Question: Let S be the focus of the parabola \[{y^2} = 8x\] and PQ be the common chord of the circle \[{x^2} +...

Question

Let S be the focus of the parabola ${y^2} = 8x$ and PQ be the common chord of the circle ${x^2} + {y^2} - 2x - 4y = 0$ and the given parabola. The area of $\vartriangle PQS$ is
$\left( 1 \right)$ $6$ sq units
$\left( 2 \right)$ $16$ sq units
$\left( 3 \right)$ $4$ sq units
$\left( 4 \right)$ $64$ sq units

Answer 1

Solution

First compare the given equation of parabola with the general equation to find the value of $a$ .By this we will get the focus of the parabola. Put this value of $a$ in the general form of a point $P\left( {a{t^2},2at} \right)$ to get the value of $t$ .After getting the values of $t$ we are able to find both the vertices of points P and Q. These vertices P, Q and S make a triangle PQS then find the area of the triangle by using the formula.

Complete step-by-step solution:
As we know that if the directrix is parallel to the y-axis in the standard equation of a parabola then the equation of a parabola is given as
${y^2} = 4ax$ -------- (i)
Now in the question the equation of a parabola is given as
${y^2} = 8x$ -------- (ii)
On comparing the equations (i) and (ii) we get,
$4a = 8$
By shifting $4$ to the right hand side we get
$a = \dfrac{8}{4}$
On dividing $8$ by $4$ we get
$a = 2$ --------- (iii)
Because the focus of the parabola of equation ${y^2} = 4ax$ is given by $S\left( {a,0} \right)$ .Therefore, the focus of the parabola of equation ${y^2} = 8x$ will be $S\left( {2,0} \right)$ .
Let P be any point on the parabola which is given by $P\left( {a{t^2},2at} \right)$ .In the given question P is the one end of the common chord. So by putting the value of $a$ from the equation (iii) in this general form of point we get $P\left( {2{t^2},4t} \right)$ .
As it is given that PQ is the common chord of the circle ${x^2} + {y^2} - 2x - 4y = 0$ and the given parabola.
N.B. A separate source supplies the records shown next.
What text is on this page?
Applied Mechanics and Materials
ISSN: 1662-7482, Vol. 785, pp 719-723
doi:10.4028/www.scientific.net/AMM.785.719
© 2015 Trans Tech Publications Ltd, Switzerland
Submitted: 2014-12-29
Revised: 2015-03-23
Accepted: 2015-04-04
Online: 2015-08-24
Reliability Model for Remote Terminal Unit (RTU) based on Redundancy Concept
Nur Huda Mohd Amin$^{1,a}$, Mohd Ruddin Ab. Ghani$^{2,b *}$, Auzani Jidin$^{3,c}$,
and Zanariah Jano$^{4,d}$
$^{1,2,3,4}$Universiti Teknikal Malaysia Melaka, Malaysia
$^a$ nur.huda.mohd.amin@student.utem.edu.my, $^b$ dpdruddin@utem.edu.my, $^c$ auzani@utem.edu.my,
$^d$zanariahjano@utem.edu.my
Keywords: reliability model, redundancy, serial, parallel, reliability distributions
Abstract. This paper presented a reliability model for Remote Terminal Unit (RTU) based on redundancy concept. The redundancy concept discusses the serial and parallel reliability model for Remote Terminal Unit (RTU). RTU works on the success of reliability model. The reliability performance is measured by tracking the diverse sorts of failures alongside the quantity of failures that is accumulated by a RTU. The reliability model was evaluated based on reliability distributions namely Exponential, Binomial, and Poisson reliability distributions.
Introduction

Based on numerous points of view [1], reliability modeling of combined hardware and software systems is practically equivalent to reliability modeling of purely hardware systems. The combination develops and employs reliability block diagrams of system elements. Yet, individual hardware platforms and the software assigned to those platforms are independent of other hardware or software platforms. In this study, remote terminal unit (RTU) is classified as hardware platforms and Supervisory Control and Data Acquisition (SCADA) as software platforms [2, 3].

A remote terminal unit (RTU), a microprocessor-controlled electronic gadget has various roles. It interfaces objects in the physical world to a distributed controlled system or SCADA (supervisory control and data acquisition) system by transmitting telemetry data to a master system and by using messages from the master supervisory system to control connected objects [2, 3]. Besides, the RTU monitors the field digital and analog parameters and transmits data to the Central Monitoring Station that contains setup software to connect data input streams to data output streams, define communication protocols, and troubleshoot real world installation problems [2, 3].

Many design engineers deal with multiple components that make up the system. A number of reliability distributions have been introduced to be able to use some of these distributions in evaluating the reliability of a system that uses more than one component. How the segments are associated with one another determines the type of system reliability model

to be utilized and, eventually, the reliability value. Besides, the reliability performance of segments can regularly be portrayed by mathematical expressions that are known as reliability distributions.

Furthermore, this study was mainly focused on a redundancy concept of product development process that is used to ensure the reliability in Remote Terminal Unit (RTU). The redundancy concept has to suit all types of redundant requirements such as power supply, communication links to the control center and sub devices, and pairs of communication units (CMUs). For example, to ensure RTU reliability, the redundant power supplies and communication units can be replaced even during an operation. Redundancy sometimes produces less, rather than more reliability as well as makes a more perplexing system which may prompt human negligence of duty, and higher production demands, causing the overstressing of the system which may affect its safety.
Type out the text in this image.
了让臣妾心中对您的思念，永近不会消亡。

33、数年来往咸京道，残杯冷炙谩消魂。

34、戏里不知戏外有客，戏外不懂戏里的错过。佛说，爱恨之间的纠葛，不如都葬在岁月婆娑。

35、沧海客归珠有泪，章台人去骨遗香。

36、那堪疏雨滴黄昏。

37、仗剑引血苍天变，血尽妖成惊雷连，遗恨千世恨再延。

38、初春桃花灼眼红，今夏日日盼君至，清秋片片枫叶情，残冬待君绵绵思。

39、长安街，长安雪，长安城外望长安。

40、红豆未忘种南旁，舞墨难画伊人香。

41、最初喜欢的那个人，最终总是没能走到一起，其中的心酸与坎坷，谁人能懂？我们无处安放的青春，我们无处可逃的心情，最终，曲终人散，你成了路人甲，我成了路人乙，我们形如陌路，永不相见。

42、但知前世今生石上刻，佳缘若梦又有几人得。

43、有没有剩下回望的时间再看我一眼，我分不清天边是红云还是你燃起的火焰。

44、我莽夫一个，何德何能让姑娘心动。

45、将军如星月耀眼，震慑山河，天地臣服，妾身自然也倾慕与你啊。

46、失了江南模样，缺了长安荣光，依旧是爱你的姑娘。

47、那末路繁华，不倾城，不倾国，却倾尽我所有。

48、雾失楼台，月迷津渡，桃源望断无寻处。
That is P and Q are the common points of the circle and the parabola. So, we can say that the point $P\left( {2{t^2},4t} \right)$ satisfies the equation ${x^2} + {y^2} - 2x - 4y = 0$ .
So, put $x = 2{t^2}$ and $y = 4t$ in the given equation of the circle to find the value of $t$ .
$\Rightarrow {\left( {2{t^2}} \right)^2} + {\left( {4t} \right)^2} - 2\left( {2{t^2}} \right) - 4\left( {4t} \right) = 0$
On further solving we get
$\Rightarrow 4{t^4} + 16{t^2} - 4{t^2} - 16t = 0$
On subtracting ${t^2}$ terms we get
$\Rightarrow 4{t^4} + 12{t^2} - 16t = 0$
Taking $4t$ common from the above expression we get
$\Rightarrow 4t\left[ {{t^3} + 3t - 4} \right] = 0$
So from this we have
$4t = 0$ and ${t^3} + 3t - 4 = 0$
On Solving the equation $4t = 0$ we get $t = 0$
Since the constant in the equation ${t^3} + 3t - 4 = 0$ is $4$ ,that is the integer root must be a factor of $4$ .The possible values are $\pm 1$ , $\pm 2$ and $\pm 4$ .Now test these values by substituting them in the equation ${t^3} + 3t - 4 = 0$ .
At $t = 1$ , ${\left( 1 \right)^3} + 3\left( 1 \right) - 4 = 0$
$\Rightarrow 4 - 4 = 0$
$\Rightarrow 0 = 0$
So, that means $t = 1$ satisfies the equation. Similarly you can check for rest of the possible values by substituting them in the equation. But at last you will find that $t = 1$ is the only value which satisfies the equation because of the absence of ${t^2}$ term.
Hence the required values of $t$ are $0$ and $1$ . Now put these values in the point P.
At $t = 0$ , we get one point as $P\left( {0,0} \right)$ and
At $t = 1$ , we get another point as $Q\left( {2,4} \right)$
Now we have a total of three points which makes a triangle PQS. So to find the area of this triangle will use the formula by which we can find the area of the triangle with the help of vertices. Let first talk in general, If $A\left( {{x_1},{y_1}} \right)$ , $B\left( {{x_2},{y_2}} \right)$ and $C\left( {{x_3},{y_3}} \right)$ be the three vertices of the triangle ABC then
Area of $\vartriangle$ $= \left| {\dfrac{1}{2}\left[ {{x_1}\left( {{y_2} - {y_3}} \right) + {x_2}\left( {{y_3} - {y_1}} \right) + {x_3}\left( {{y_1} - {y_2}} \right)} \right]} \right|$
In this question we have to find the area of $\vartriangle PQS$ where the three vertices are $P\left( {0,0} \right)$ , $Q\left( {2,4} \right)$ and $S\left( {2,0} \right)$ .Therefore,
Area of $\vartriangle PQS$ $= \left| {\dfrac{1}{2}\left[ {0\left( {4 - 0} \right) + 2\left( {0 - 0} \right) + 2\left( {0 - 4} \right)} \right]} \right|$
On further solving we get
Area of $\vartriangle PQS$ $= \left| {\dfrac{1}{2}\left[ {0 + 0 - 8} \right]} \right|$
By dividing $8$ by $2$ we get
Area of $\vartriangle PQS$ $= \left| { - 4} \right|$
Therefore, the area of $\vartriangle PQS$ is $4$ sq units.
Hence the correct option is $\left( 3 \right)$ $4$ sq units

Note: Keep in mind that area can never be negative, area is always positive. Remember that the focus of the parabola of equation ${y^2} = 4ax$ is given by $S\left( {a,0} \right)$ . Remember that any point on the parabola is given by $\left( {a{t^2},2at} \right)$ .Make sure that you do not make any mistake while substituting the values in the formula to find the area of the triangle.